Metadata-Version: 2.1
Name: objdict-bf
Version: 0.1.10
Summary: A custom wrapper object around dict that allows attribute-style access to dictionary items and support for nested JSON data.
Home-page: https://github.com/B4PT0R/objdict
Author: Baptiste Ferrand
Author-email: bferrand.maths@gmail.com
Classifier: Programming Language :: Python :: 3
Classifier: License :: OSI Approved :: MIT License
Classifier: Operating System :: OS Independent
Requires-Python: >=3.6
Description-Content-Type: text/markdown
License-File: LICENSE

# objdict-bf

`objdict-bf` is a Python module that provides a wrapper class for conveniently manipulating dictionaries or dict-based JSON nested structures using attribute-like syntax.
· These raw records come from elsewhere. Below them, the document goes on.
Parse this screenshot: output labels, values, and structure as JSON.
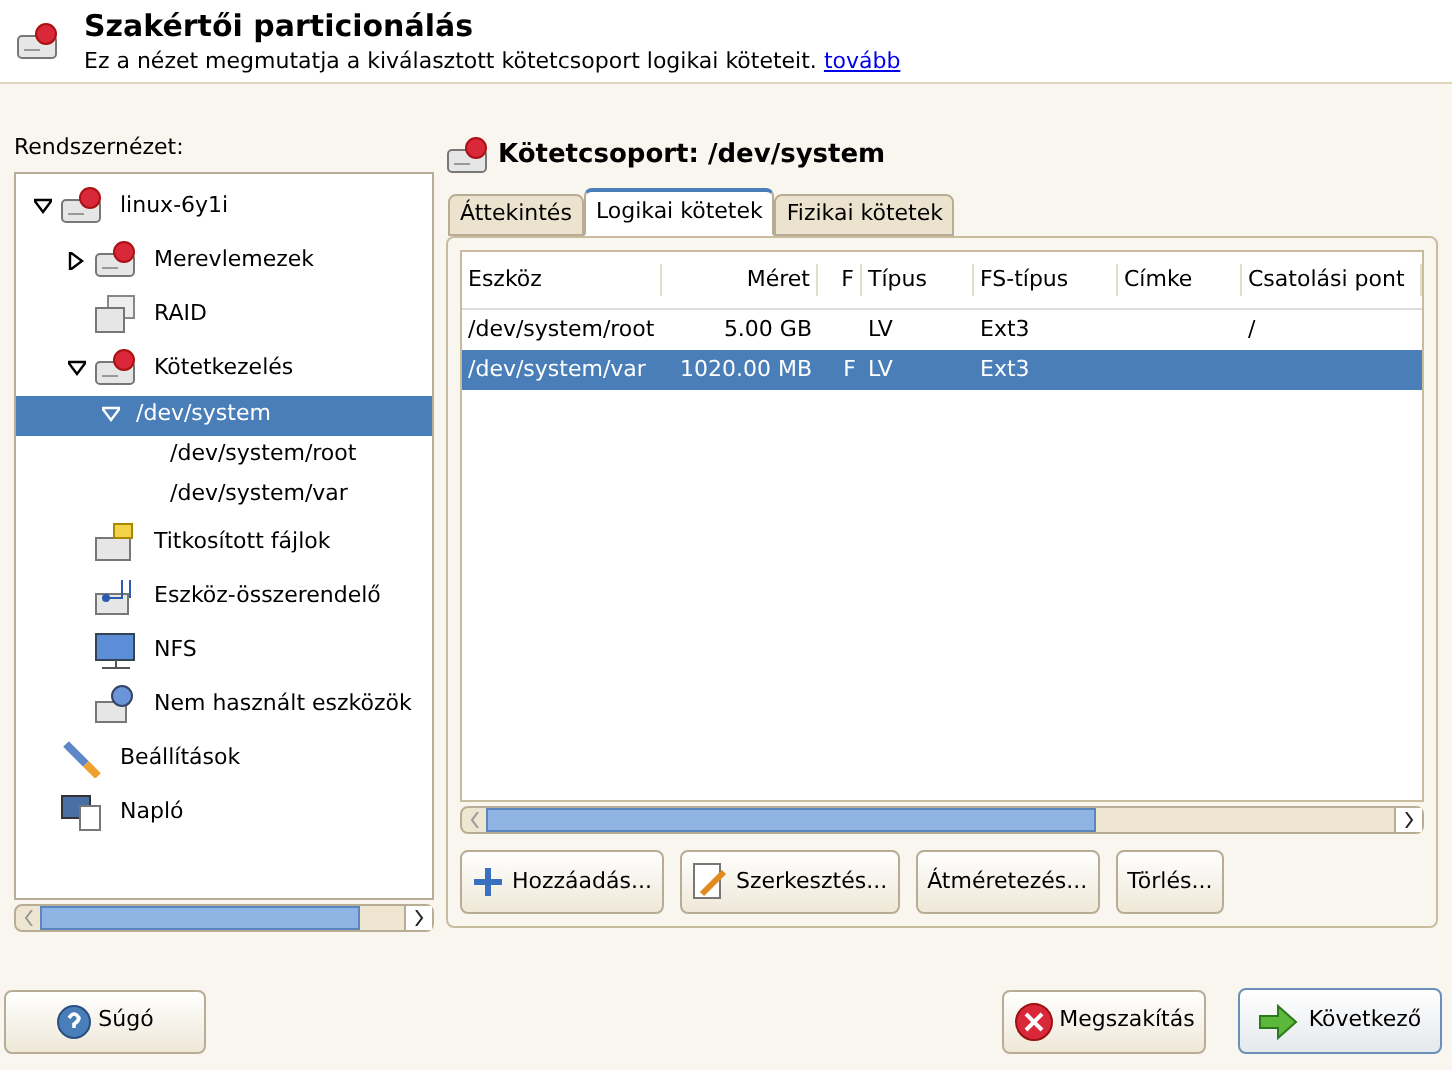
{
  "header": {
    "title": "Szakértői particionálás",
    "description": "Ez a nézet megmutatja a kiválasztott kötetcsoport logikai köteteit.",
    "link": "tovább"
  },
  "sidebar": {
    "label": "Rendszernézet:",
    "tree": [
      {
        "label": "linux-6y1i",
        "kind": "disk",
        "expanded": true,
        "selected": false,
        "children": [
          {
            "label": "Merevlemezek",
            "kind": "disk",
            "expanded": false,
            "selected": false
          },
          {
            "label": "RAID",
            "kind": "raid",
            "selected": false
          },
          {
            "label": "Kötetkezelés",
            "kind": "disk",
            "expanded": true,
            "selected": false,
            "children": [
              {
                "label": "/dev/system",
                "expanded": true,
                "selected": true,
                "children": [
                  {
                    "label": "/dev/system/root",
                    "selected": false
                  },
                  {
                    "label": "/dev/system/var",
                    "selected": false
                  }
                ]
              }
            ]
          },
          {
            "label": "Titkosított fájlok",
            "kind": "crypt",
            "selected": false
          },
          {
            "label": "Eszköz-összerendelő",
            "kind": "mapper",
            "selected": false
          },
          {
            "label": "NFS",
            "kind": "nfs",
            "selected": false
          },
          {
            "label": "Nem használt eszközök",
            "kind": "unused",
            "selected": false
          }
        ]
      },
      {
        "label": "Beállítások",
        "kind": "settings",
        "selected": false
      },
      {
        "label": "Napló",
        "kind": "log",
        "selected": false
      }
    ]
  },
  "panel": {
    "title": "Kötetcsoport: /dev/system",
    "tabs": [
      {
        "label": "Áttekintés",
        "selected": false
      },
      {
        "label": "Logikai kötetek",
        "selected": true
      },
      {
        "label": "Fizikai kötetek",
        "selected": false
      }
    ],
    "table": {
      "columns": [
        "Eszköz",
        "Méret",
        "F",
        "Típus",
        "FS-típus",
        "Címke",
        "Csatolási pont"
      ],
      "rows": [
        {
          "cells": [
            "/dev/system/root",
            "5.00 GB",
            "",
            "LV",
            "Ext3",
            "",
            "/"
          ],
          "selected": false
        },
        {
          "cells": [
            "/dev/system/var",
            "1020.00 MB",
            "F",
            "LV",
            "Ext3",
            "",
            ""
          ],
          "selected": true
        }
      ]
    },
    "buttons": [
      {
        "label": "Hozzáadás...",
        "kind": "add"
      },
      {
        "label": "Szerkesztés...",
        "kind": "edit"
      },
      {
        "label": "Átméretezés...",
        "kind": "plain"
      },
      {
        "label": "Törlés...",
        "kind": "plain"
      }
    ]
  },
  "footer": {
    "help": "Súgó",
    "cancel": "Megszakítás",
    "next": "Következő"
  }
}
It is intended mostly to ease manipulation of JSON data, web requests responses, configuration files, dynamic prototyping...

## Features

- Attribute-style access to dictionary items (e.g., `obj.key` instead of `obj['key']`).
- Synchronization with the original dictionary if passed at instantiation.
- Utility methods for recursive conversion of nested structures to and from `objdict` and `dict`.
- JSON serialization and deserialization methods for both strings and files with optional jsonpickle support.
- optional object-like behavior, by auto-passing the instance as 'self' to callable attributes with 'self' in their signature.

## Installation

```bash
pip install objdict-bf
```

## Usage

Here's an example of how to use the `objdict` wrapper:

```python
from objdict_bf import objdict

# Create an objdict with some initial data
data = objdict(
    name='John',
    age=30,
    location='New York'
)

#Or synchronize with an existing dict
d={'name': 'John', 'age': 30, 'location': 'New York'}
data = objdict(d)

# Access data using attribute-style access
print(data.name)  # Output: John
print(data.age)   # Output: 30

# Modify data
data.age = 31

#Changes are reflected on the original dict
print(d['age']) #Ouput: 31

#Support for nested structures involving lists
d={
    'profile':{
        'name':'John',
        'hobbies':[
            {'type':'sport','title':'tennis'},
            {'type':'music','title':'guitar playing'}
        ]
    }
}
data = objdict(d)

print(data.profile.hobbies[1].title) #Output: guitar playing

#Conversion of dict items to their objdict version is automatic.
#The objdict being essentially a wrapper interface on the initial dict,  
#this conversion is reflected in the initial dict content as well

print(isinstance(data.profile.hobbies[1],objdict)) #Output: True
print(isinstance(d['profile']['hobbies'][1],objdict)) #Output: True

#to_dict returns the underlying dict, converting recursively all objdicts found in the nested structure back to dicts
print(d is data.to_dict()) #Ouptut: True
print(isinstance(d['profile']['hobbies'][1], dict) #Output: True 

# Serialize to JSON string
json_string = data.dumps()

#dump to a JSON file
data.dump("my_json_file.json")
#or
data.dump("my_json_file.json",use_jsonpickle=True)

#make some more changes
data.email="dummy.email@gmail.com

#the reference to the file and jsonpickle usage preference from the last dump is kept in the objdict instance so you don't have to pass them again
data.dump()

# Deserialize from JSON string (creates a new instance)
data = objdict.loads(json_string)
#or
data = objdict.loads(json_string,use_jsonpickle=True)

# Deserialize from a JSON file (new instance keeping reference to the json file)
data = objdict.load("my_json_file.json")
#or
data = objdict.load("my_json_file.json",use_jsonpickle=True)

#update data
data.email="dummy.email@gmail.com"
data.user="dummy_username"

#dump changes to 'my_json_file.json' 
data.dump()

#Using it as a mocked object with context aware methods thanks to the _auto_self parameter which automatically passes the objdict instance as 'self' to callable attributes having 'self' in their signature

obj=objdict(_auto_self=True)
obj.a=2

#create a function with 'self' as first parameter (any other name won't receive the instance)
def add_to_a(self,b):
    self.a+=b

#attach the function as attribute
obj.add_to_a=add_to_a
obj.add_to_a(3)
print(obj.a) #output 5

```

## License

This project is licensed under the MIT License - see the [LICENSE](LICENSE) file for details.